In the past three years Rentokil’s UK-based research scientists have developed a pipeline of innovations including products such as Lumnia, the first range of electronic fly killers using LED lighting rather than traditional blue-light fluorescent tubes, and RapidPro, the world’s fastest-acting rodenticide for effective reduction of mouse infestations. In 2016 Rentokil had 15 innovation or design patents applications in progress.
Rentokil’s market-leading digital expertise, is another important driver of the business’s growth. PestConnect, Rentokil’s new ‘Internet of Things’ remote monitoring system for rodents is the world’s smartest mouse trap.
It is now used in over 1,200 customer premises across 12 countries and has sent over 20 million individual data messages relating to the presence of rodent activity and service productivity, enabling Rentokil’s technicians to be more efficient and to deliver a better customer service.
The company’s digital leadership was further evidenced in 2016 with the launch of a collaboration with Google, which will lead to the global deployment of innovative digital pest control products and, in the future, to the development of ‘next generation’ services to pro-actively combat against the threat of pest infestation.
Commenting on The Queen’s Award, Andy Ransom, Chief Executive of Rentokil Initial plc said: “We are extremely proud to receive The Queen’s Award for Enterprise. Being acknowledged in this way is a fantastic achievement and is testament to the hard work and commitment of our colleagues across the world.”
Olympian task of preventing disease at 2016 Rio Games
The eyes of the world were on Brazil last summer as tens of thousands of visitors and athletes arrived for the Rio 2016 Summer Olympic and Paralympic Games. And understandably, the health and safety of everyone attending the Games was of absolute importance to the International Olympic Committee.
Ahead of the Games, Rentokil was appointed to undertake pest control and mosquito control services as part of the extensive risk management approach that was undertaken by the Rio 2016 Organising Committee.
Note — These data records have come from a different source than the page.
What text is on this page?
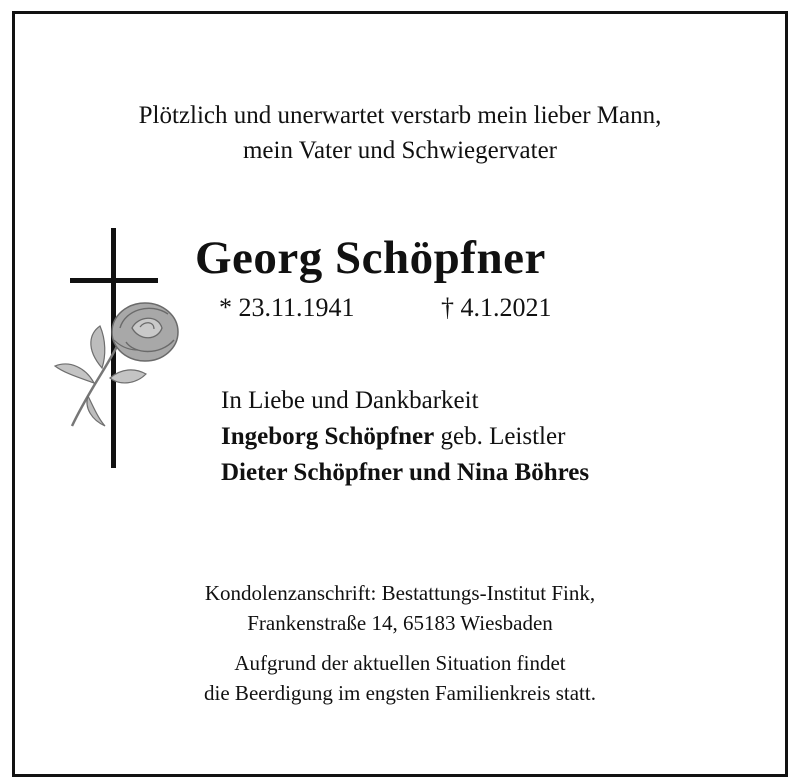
Plötzlich und unerwartet verstarb mein lieber Mann,
mein Vater und Schwiegervater
Georg Schöpfner
* 23.11.1941	† 4.1.2021
In Liebe und Dankbarkeit
Ingeborg Schöpfner geb. Leistler
Dieter Schöpfner und Nina Böhres
Kondolenzanschrift: Bestattungs-Institut Fink,
Frankenstraße 14, 65183 Wiesbaden
Aufgrund der aktuellen Situation findet
die Beerdigung im engsten Familienkreis statt.
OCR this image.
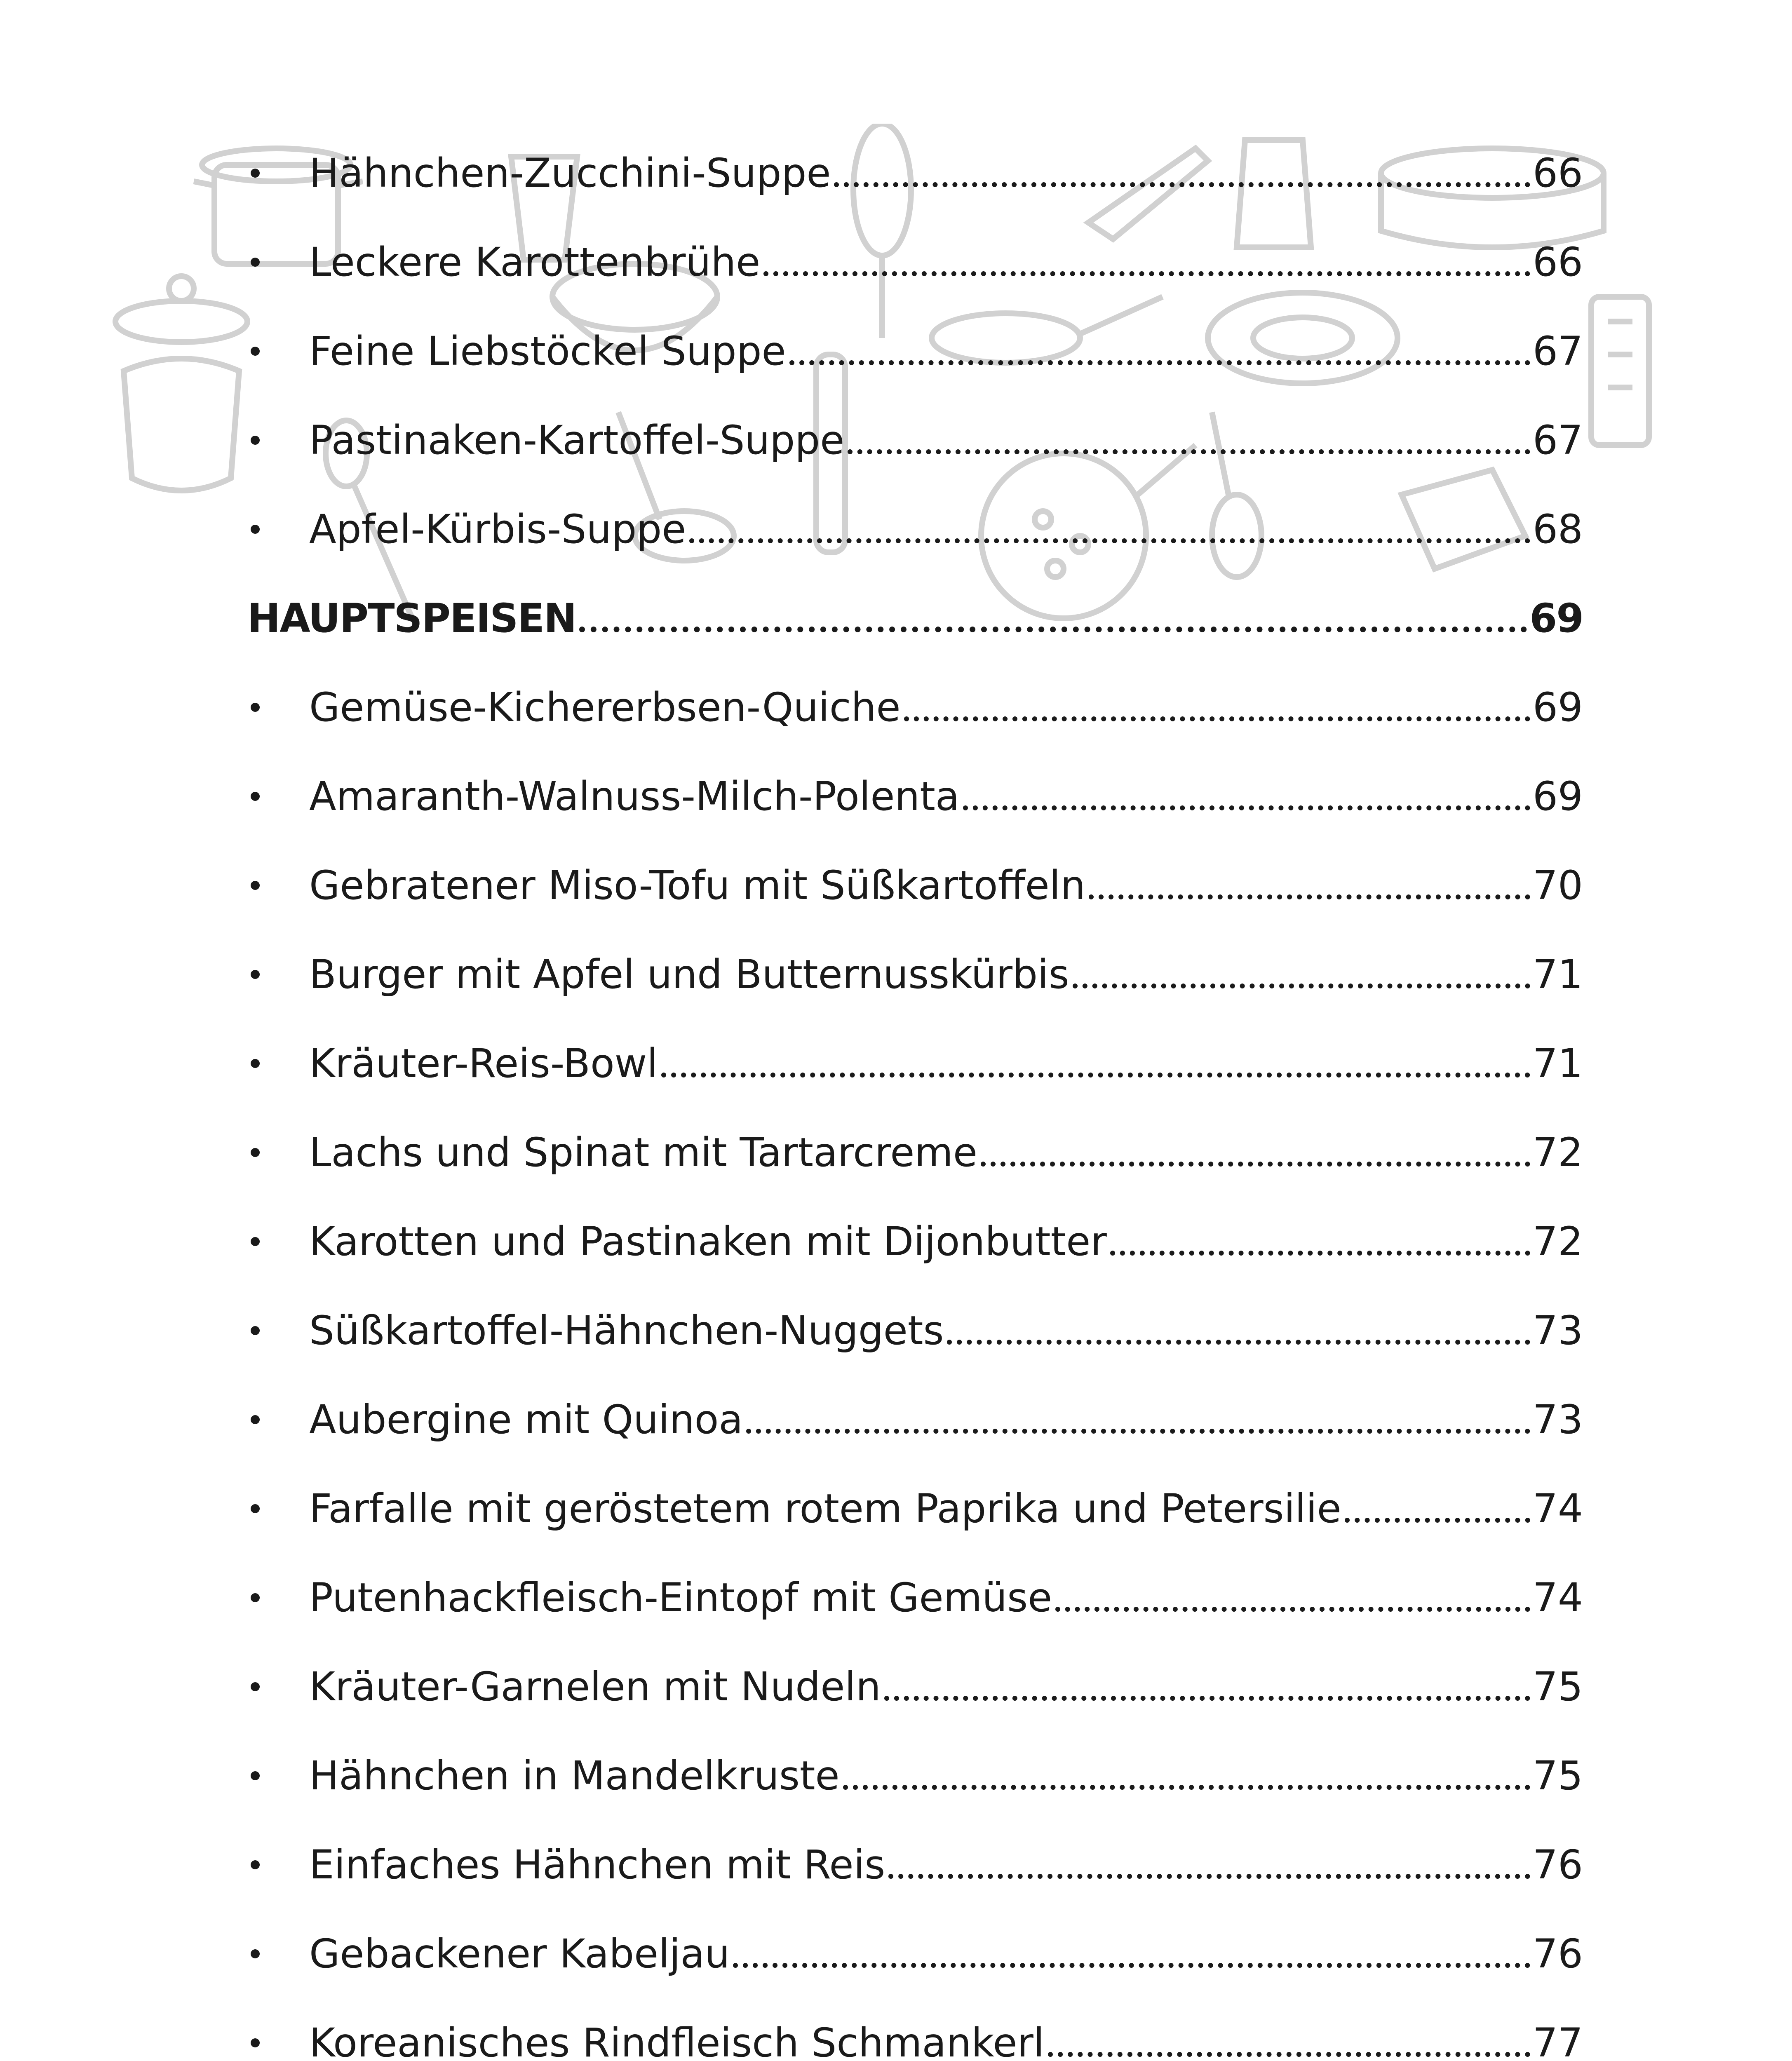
Hähnchen-Zucchini-Suppe	66
Leckere Karottenbrühe	66
Feine Liebstöckel Suppe	67
Pastinaken-Kartoffel-Suppe	67
Apfel-Kürbis-Suppe	68
HAUPTSPEISEN	69
Gemüse-Kichererbsen-Quiche	69
Amaranth-Walnuss-Milch-Polenta	69
Gebratener Miso-Tofu mit Süßkartoffeln	70
Burger mit Apfel und Butternusskürbis	71
Kräuter-Reis-Bowl	71
Lachs und Spinat mit Tartarcreme	72
Karotten und Pastinaken mit Dijonbutter	72
Süßkartoffel-Hähnchen-Nuggets	73
Aubergine mit Quinoa	73
Farfalle mit geröstetem rotem Paprika und Petersilie	74
Putenhackfleisch-Eintopf mit Gemüse	74
Kräuter-Garnelen mit Nudeln	75
Hähnchen in Mandelkruste	75
Einfaches Hähnchen mit Reis	76
Gebackener Kabeljau	76
Koreanisches Rindfleisch Schmankerl	77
Rentokil is Brazil’s leading provider of pest control services and has been supporting businesses, public authorities and residential customers there since 2012.
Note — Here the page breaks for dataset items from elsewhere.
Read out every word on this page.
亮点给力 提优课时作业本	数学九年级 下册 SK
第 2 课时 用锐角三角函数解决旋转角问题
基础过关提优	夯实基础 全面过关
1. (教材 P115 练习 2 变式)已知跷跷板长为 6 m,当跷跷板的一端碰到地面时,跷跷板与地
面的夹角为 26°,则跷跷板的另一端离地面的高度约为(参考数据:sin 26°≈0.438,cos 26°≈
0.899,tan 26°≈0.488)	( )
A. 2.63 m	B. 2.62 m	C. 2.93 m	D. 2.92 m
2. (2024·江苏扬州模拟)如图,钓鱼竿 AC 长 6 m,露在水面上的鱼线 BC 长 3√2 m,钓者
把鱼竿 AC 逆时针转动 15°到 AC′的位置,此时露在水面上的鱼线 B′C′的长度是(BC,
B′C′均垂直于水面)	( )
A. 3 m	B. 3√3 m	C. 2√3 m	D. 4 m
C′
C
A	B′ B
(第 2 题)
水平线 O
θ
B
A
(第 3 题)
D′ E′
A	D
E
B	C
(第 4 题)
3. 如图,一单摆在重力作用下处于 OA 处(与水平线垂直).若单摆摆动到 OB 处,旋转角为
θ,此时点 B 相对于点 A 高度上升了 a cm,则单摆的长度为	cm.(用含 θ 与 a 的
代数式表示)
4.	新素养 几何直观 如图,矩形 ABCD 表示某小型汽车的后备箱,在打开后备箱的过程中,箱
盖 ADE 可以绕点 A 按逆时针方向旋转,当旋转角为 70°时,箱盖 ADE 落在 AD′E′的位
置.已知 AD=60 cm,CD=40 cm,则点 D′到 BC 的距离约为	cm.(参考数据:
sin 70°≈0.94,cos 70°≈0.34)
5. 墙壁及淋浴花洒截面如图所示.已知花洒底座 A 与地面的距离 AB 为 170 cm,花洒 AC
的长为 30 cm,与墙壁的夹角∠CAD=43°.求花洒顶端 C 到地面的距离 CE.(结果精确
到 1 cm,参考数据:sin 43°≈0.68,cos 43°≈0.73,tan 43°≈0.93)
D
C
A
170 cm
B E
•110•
The company commenced work for the Games in May 2016, providing an intensive range of preventative pest control services to the Athletes’ Village, Operating Village, three Media Villages, arenas, stadiums and the Olympic Parks, including hospitality areas.
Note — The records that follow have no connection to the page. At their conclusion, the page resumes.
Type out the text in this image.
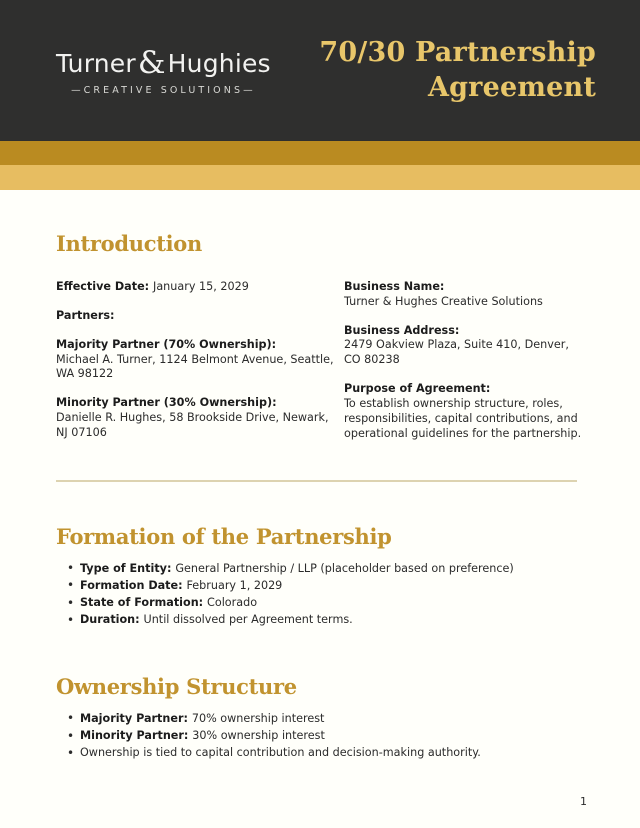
Turner & Hughies
—CREATIVE SOLUTIONS—
70/30 Partnership Agreement
Introduction
Effective Date: January 15, 2029
Partners:
Majority Partner (70% Ownership):
Michael A. Turner, 1124 Belmont Avenue, Seattle, WA 98122
Minority Partner (30% Ownership):
Danielle R. Hughes, 58 Brookside Drive, Newark, NJ 07106
Business Name:
Turner & Hughes Creative Solutions
Business Address:
2479 Oakview Plaza, Suite 410, Denver, CO 80238
Purpose of Agreement:
To establish ownership structure, roles, responsibilities, capital contributions, and operational guidelines for the partnership.
Formation of the Partnership
• Type of Entity: General Partnership / LLP (placeholder based on preference)
• Formation Date: February 1, 2029
• State of Formation: Colorado
• Duration: Until dissolved per Agreement terms.
Ownership Structure
• Majority Partner: 70% ownership interest
• Minority Partner: 30% ownership interest
• Ownership is tied to capital contribution and decision-making authority.
1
A core team of 20 technicians provided a full range of services to keep rodents, flies, insects, birds, and mosquitoes at bay. Each member of the team undertook additional technical and operational training to work under the specific procedures of the Rio 2016 Organising Committee.
The Rentokil team was able to monitor and apply new applications where required, and was available 24/7 to undertake preventive and corrective services as required, particularly in priority areas such as the Athletes’ Village.
Much attention ahead of the Games focused on the harrowing effects of the Zika virus in Brazil and around the world, and thus Rentokil set about delivering the most extensive mosquito control programme ever undertaken for an event of this scale.
Despite large areas of open water, poor sanitation in parts of Rio (ideal conditions in which larvae can develop) and high temperatures, the combination of Rentokil’s service, highly-trained and dedicated technicians and the introduction of new innovations delivered a highly effective prevention service.
French polo player Mehdi Maezouki commented in the French media that, with all that appeared in the international press, he was apprehensive about attending the Rio Olympic Games. However, he added after the Games that he had experienced no problems, saying, “Zika? I did not see a mosquito in Rio. I see many more in Paris”.